I have been working on this library for a long time. My first attempt was over two years ago – it was horribly buggy. Last year I tried again, the result was not too bad, it supported many features of Atom 1.0, but it was inflexible. Unfortunately I got sidetracked and the Nucleus ‘Planet’ plugin I was writing at the time was never released. Two days ago I decided to start all over and basically throw everything away.
The result will become a brand-new parsing library. It is progressing nicely and will probably be ready in a week or two. Currently it is able to parse Atom 0.3, 1.0 and most RSS flavours, including RSS 0.9.x, 1.0, 1.1 and 2.0. It supports some basic extensions and over the next couple of days I will keep adding support for other extensions such as MediaRSS.
Download the source or try this demo.
When the library encounters embedded XHTML it will ensure that all embedded content is preserved. Embedded SVG and MathML should not give any problems. Relative URIs in XHTML content and SVG and MathML are automatically resolved to an absolute URI.
There is still a lot to do. Currently HTML content is passed through Tidy, but this does not guarantee that it won’t cause any problems. Aside from this the feed is not filtered in any way. I still need to look at a way to clean up the HTML and XHTML to drop any unwanted tags. Existing solutions will not work properly, because it needs to be fully compatible with embedded SVG and MathML…
The whole idea behind this library is to take as much complexity away from the user of this library. You don’t need to know the differences between the competing formats and extensions. All you need to do is a very simple call and process the data.
$parser = new FeedParserURL(); $result = $parser->Parse('http://rakaz.nl/index.atom'); echo $result['feed']['title']['value']; echo $result['feed']['entries'][0]['link']['href'];
Instead of giving back the ‘raw’ elements such as other libraries, FeedParser will convert everything to an Atom based internal structure. The advantages of this approach is enormous and will simplify development considerably. Of course there is also a downside to this approach: the library needs to know about every single extension, otherwise it will simply ignore it – without giving the user of this library the ability to retrieve the information. Fortunately it is very easy to add a new extension… All you need to do is let the library know about the namespace and create a simple class that parses the elements and attributes of the extension.
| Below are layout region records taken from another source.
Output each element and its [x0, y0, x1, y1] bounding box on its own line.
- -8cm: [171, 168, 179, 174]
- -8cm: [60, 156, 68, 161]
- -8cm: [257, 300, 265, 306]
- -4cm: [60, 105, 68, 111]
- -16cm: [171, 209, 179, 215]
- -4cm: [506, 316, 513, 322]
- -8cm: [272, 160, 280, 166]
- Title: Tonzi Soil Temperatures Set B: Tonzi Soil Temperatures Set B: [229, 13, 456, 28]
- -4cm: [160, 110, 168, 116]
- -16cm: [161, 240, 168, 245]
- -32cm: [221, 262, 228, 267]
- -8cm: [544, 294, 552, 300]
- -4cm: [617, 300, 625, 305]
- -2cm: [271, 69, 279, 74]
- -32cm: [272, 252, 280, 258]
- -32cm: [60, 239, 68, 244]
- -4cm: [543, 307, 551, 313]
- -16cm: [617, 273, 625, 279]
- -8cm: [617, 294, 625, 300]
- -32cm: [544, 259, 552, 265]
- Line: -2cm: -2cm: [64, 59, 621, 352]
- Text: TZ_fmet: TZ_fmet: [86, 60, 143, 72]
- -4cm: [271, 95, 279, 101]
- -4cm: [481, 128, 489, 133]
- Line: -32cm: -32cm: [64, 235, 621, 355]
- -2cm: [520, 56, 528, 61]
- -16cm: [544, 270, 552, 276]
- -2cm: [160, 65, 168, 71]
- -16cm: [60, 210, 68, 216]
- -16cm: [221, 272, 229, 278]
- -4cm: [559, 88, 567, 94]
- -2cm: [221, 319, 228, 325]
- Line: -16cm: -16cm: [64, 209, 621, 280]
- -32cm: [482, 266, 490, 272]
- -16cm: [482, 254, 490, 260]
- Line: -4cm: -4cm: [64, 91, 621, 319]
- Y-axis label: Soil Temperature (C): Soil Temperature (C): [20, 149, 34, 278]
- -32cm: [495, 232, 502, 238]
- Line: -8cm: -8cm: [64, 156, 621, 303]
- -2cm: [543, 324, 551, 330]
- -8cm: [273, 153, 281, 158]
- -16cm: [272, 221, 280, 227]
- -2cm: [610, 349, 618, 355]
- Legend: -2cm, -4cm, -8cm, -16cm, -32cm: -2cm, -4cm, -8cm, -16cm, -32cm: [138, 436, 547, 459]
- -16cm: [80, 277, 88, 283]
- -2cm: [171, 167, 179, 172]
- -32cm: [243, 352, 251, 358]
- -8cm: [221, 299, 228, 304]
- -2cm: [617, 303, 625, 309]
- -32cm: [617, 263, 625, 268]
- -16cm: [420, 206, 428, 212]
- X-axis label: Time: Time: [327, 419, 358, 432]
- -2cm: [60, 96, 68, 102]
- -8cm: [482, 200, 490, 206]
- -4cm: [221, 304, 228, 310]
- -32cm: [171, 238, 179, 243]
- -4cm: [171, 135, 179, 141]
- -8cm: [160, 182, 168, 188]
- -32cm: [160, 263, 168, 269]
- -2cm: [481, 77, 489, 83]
$parser = new FeedParserURL(); $parser->addCustomNamespace ('http://backend.userland.com/creativeCommonsRssModule', 'creativeCommons') $result = $parser->Parse('http://rakaz.nl/index.atom'); class FeedParserExtensionCreativeCommons extends FeedParserHelper { function parseElementLicense(& $context, & $tag) { $link = array (); $link['rel'] = 'license'; if (isset($tag['value'])) $link['href'] = $this->_parseUrl($tag['value']); $context['links'][] = $link; } }
Sorry to comment on such an old article, but I couldn’t find any contact info for you. I’m using your Feedparser library to run an update notifier for a WordPress theme, and some of my users have been reporting warnings of this kind:
Warning: curl_setopt() [function.curl-setopt]: CURLOPT_FOLLOWLOCATION cannot be activated when in safe_mode or an open_basedir is set in /…/wp-content/themes/tarski/library/feedparser/lib-feedparser.php on line 781
A little research seems to indicate that it’s due to a PHP version change which doesn’t allow CURLOPT_FOLLOWLOCATION to be activated when open_basedir is enabled. If you could suggest a fix, I’d be very grateful.